Part 1 (2/2)
Faith smiled. ”Oh, no! I help--we take lodgers.”
”Oh.” For a moment Peg was silent, treadling away busily at her machine, and Faith stole a timid glance at her.
Peg was handsome in a bold sort of way. She had jet black hair and a high colour, blue eyes, a little hard in expression, and a fine figure.
She was a power to reckon with in the room in which she worked, as Faith was quick to discover. Even the forewoman, who was thin-lipped and shrewish, seemed a little afraid of her. Presently she asked another question:
”What was your father?”
Faith flushed sensitively. ”He was a gentleman,” she said proudly.
Peg's blue eyes opened wide and for a moment she stopped work. Then:
”My father was a night-watchman,” she said dryly. She snapped off a thread with a vicious little gesture. ”He was a drunken brute,” she added vehemently. ”We were all glad when he died. Were you glad when yours died?”
Faith's eyes clouded with tears. ”No,” she said; ”it was like the end of everything.”
Peg paused again to regard her with curiosity. She had never met a girl quite like this one before. ”What did he die of?” she asked blankly after a moment.
It was Faith's turn now to stop work; she looked up with a sudden flush in her pale face.
”He was ruined,” she said. ”Someone took all his money, and it killed him.”
”Oh,” said Peg, thoughtfully. ”Like a novelette. I suppose your mother was a lady,” she added with a touch of sarcasm.
Faith answered simply enough: ”She was in a shop at Clapham when father married her, and his people never forgave him.”
”You mean because they were swells?”
”Yes, I suppose so; I've never seen any of them.”
”It's like a novelette again,” said Peg, and fell upon her machine with renewed energy.
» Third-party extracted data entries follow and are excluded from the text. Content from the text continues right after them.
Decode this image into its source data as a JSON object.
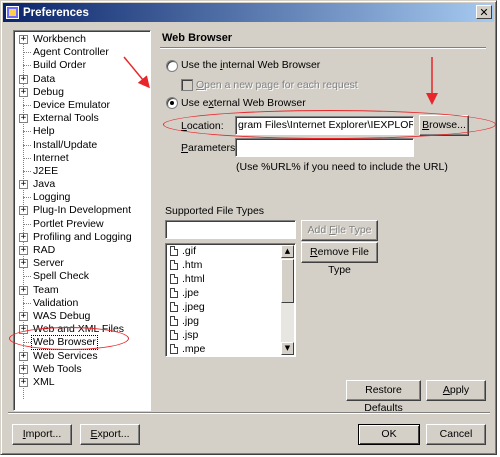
{
  "window": {
    "title": "Preferences",
    "close_glyph": "✕"
  },
  "tree": {
    "items": [
      {
        "label": "Workbench",
        "expandable": true
      },
      {
        "label": "Agent Controller",
        "expandable": false
      },
      {
        "label": "Build Order",
        "expandable": false
      },
      {
        "label": "Data",
        "expandable": true
      },
      {
        "label": "Debug",
        "expandable": true
      },
      {
        "label": "Device Emulator",
        "expandable": false
      },
      {
        "label": "External Tools",
        "expandable": true
      },
      {
        "label": "Help",
        "expandable": false
      },
      {
        "label": "Install/Update",
        "expandable": false
      },
      {
        "label": "Internet",
        "expandable": false
      },
      {
        "label": "J2EE",
        "expandable": false
      },
      {
        "label": "Java",
        "expandable": true
      },
      {
        "label": "Logging",
        "expandable": false
      },
      {
        "label": "Plug-In Development",
        "expandable": true
      },
      {
        "label": "Portlet Preview",
        "expandable": false
      },
      {
        "label": "Profiling and Logging",
        "expandable": true
      },
      {
        "label": "RAD",
        "expandable": true
      },
      {
        "label": "Server",
        "expandable": true
      },
      {
        "label": "Spell Check",
        "expandable": false
      },
      {
        "label": "Team",
        "expandable": true
      },
      {
        "label": "Validation",
        "expandable": false
      },
      {
        "label": "WAS Debug",
        "expandable": true
      },
      {
        "label": "Web and XML Files",
        "expandable": true
      },
      {
        "label": "Web Browser",
        "expandable": false,
        "selected": true
      },
      {
        "label": "Web Services",
        "expandable": true
      },
      {
        "label": "Web Tools",
        "expandable": true
      },
      {
        "label": "XML",
        "expandable": true
      }
    ]
  },
  "pane": {
    "title": "Web Browser",
    "internal_radio": {
      "pre": "Use the ",
      "mn": "i",
      "post": "nternal Web Browser",
      "selected": false
    },
    "new_page_check": {
      "pre": "",
      "mn": "O",
      "post": "pen a new page for each request",
      "checked": false,
      "disabled": true
    },
    "external_radio": {
      "pre": "Use e",
      "mn": "x",
      "post": "ternal Web Browser",
      "selected": true
    },
    "location": {
      "pre": "",
      "mn": "L",
      "post": "ocation:",
      "value": "gram Files\\Internet Explorer\\IEXPLORE.EXE"
    },
    "browse_button": {
      "pre": "",
      "mn": "B",
      "post": "rowse..."
    },
    "parameters": {
      "pre": "",
      "mn": "P",
      "post": "arameters:",
      "value": ""
    },
    "hint": "(Use %URL% if you need to include the URL)",
    "file_types_label": "Supported File Types",
    "new_type_value": "",
    "add_button": {
      "pre": "Add ",
      "mn": "F",
      "post": "ile Type"
    },
    "remove_button": {
      "pre": "",
      "mn": "R",
      "post": "emove File Type"
    },
    "file_types": [
      ".gif",
      ".htm",
      ".html",
      ".jpe",
      ".jpeg",
      ".jpg",
      ".jsp",
      ".mpe"
    ],
    "restore_button": {
      "pre": "Restore ",
      "mn": "D",
      "post": "efaults"
    },
    "apply_button": {
      "pre": "",
      "mn": "A",
      "post": "pply"
    }
  },
  "footer": {
    "import_button": {
      "pre": "",
      "mn": "I",
      "post": "mport..."
    },
    "export_button": {
      "pre": "",
      "mn": "E",
      "post": "xport..."
    },
    "ok_label": "OK",
    "cancel_label": "Cancel"
  },
  "annotation_color": "#e8262a"
}
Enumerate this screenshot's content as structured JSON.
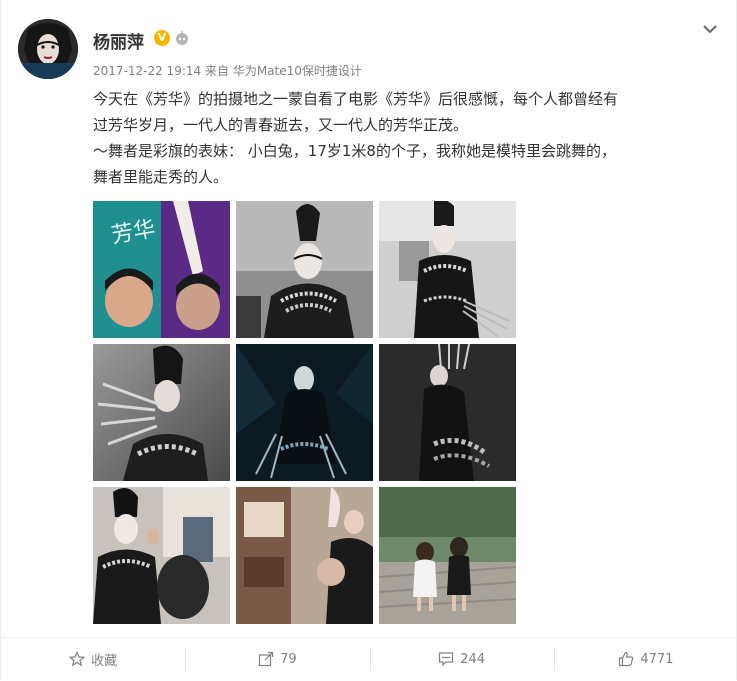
{
  "post": {
    "username": "杨丽萍",
    "verified_badge": "V",
    "timestamp": "2017-12-22 19:14",
    "source_prefix": "来自",
    "source": "华为Mate10保时捷设计",
    "text_line1": "今天在《芳华》的拍摄地之一蒙自看了电影《芳华》后很感慨，每个人都曾经有",
    "text_line2": "过芳华岁月，一代人的青春逝去，又一代人的芳华正茂。",
    "text_line3": "～舞者是彩旗的表妹： 小白兔，17岁1米8的个子，我称她是模特里会跳舞的，",
    "text_line4": "舞者里能走秀的人。",
    "poster_text": "芳华"
  },
  "icons": {
    "menu": "chevron-down-icon",
    "robot": "robot-icon",
    "favorite": "star-icon",
    "repost": "share-icon",
    "comment": "comment-icon",
    "like": "thumbs-up-icon"
  },
  "actions": {
    "favorite_label": "收藏",
    "repost_count": "79",
    "comment_count": "244",
    "like_count": "4771"
  },
  "colors": {
    "accent": "#f7b300",
    "text": "#333333",
    "muted": "#808080",
    "poster_teal": "#1f8f8f",
    "poster_purple": "#5b2a86"
  }
}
It was some moments before she next spoke.
”It licks me why you've come here. You'll loathe it like poison before you've been here a week. The noise of the machines gets on your nerves and makes you want to scream. Miss Dell gets on your nerves, too.” She nodded in the direction of the thin-lipped forewoman. ”You'll hate her, and you'll hate the sight of things like these and all the rich, hateful people who buy them.”
She caught up a dainty silk blouse from the table beside her and shook it contemptuously.
”Do you know Scammel?”
”Scammel?” Faith echoed the name blankly. ”No; who is he?”
”He owns this place,” Peg explained. ”There's no Heeler in it really--it's just a name. It's Scammel we're all swotting to make money for,” she added. ”And I hate him----”
”You seem to hate a lot of things and people,” Faith said timidly.